Almost all the spaceborne hyperspectral sensors use the pushbroom operating mode. As shown in Figure 1.2, in the pushbroom mode all the ground sampling cells in an entire cross-track line are imaged into a 2D detector array simultaneously. One dimension of the detector array corresponds to the spatial direction of the cross-track line and another dimension corresponds to the spectral extension of the ground sampling cells. The advantages of the pushbroom operating mode are:
- 1. No moving parts.
- 2. Congruence spatial images.
- 3. Longer integration time for each ground sampling cell, because each of them is sensed simultaneously by a row of elements of the 2D detector array (e.g., rows А, В, C, ... G in Figure 1.2) instead of one cell after another, which omits the time sharing scanning of all the ground sampling cells in a cross-track line.

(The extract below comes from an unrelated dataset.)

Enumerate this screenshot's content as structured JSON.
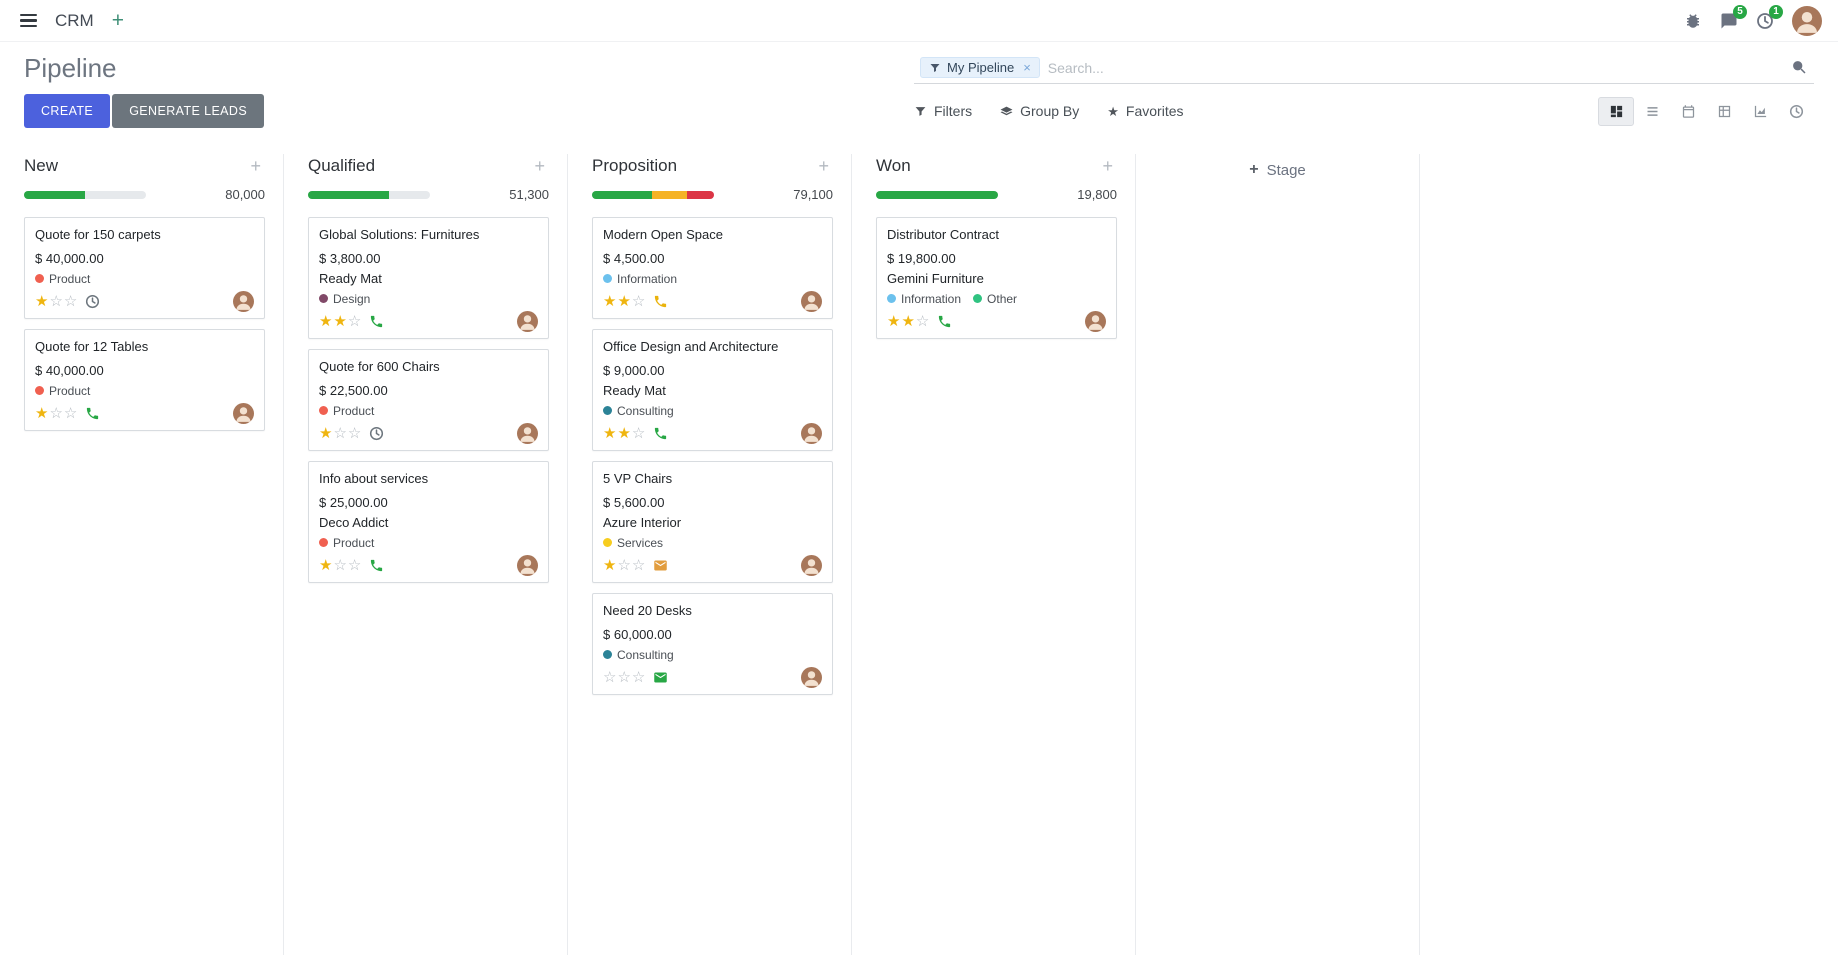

Longer integration time means more photos are collected and results in higher signal-to-noise ratio (SNR).
The disadvantages of the pushbroom operating mode are:
- 1. Complex optical design and complex focal plane.
- 2. Narrow FOV, which is constrained by the available number of pixels of the 2D detector array in the spatial direction.
- 3. Complex calibration.
- 4. Spectral distortion (also referred to as smile) and spatial distortion (also referred to as keystone). The hyperspectral data collected by a pushbroom hyperspectral sensor need to be sufficiently corrected for smile and keystone distortion before being distributed to users for downstream applications (Qian 2013).
FIGURE 1.4 A block diagram of composition of a spectral filter based hyperspectral sensor.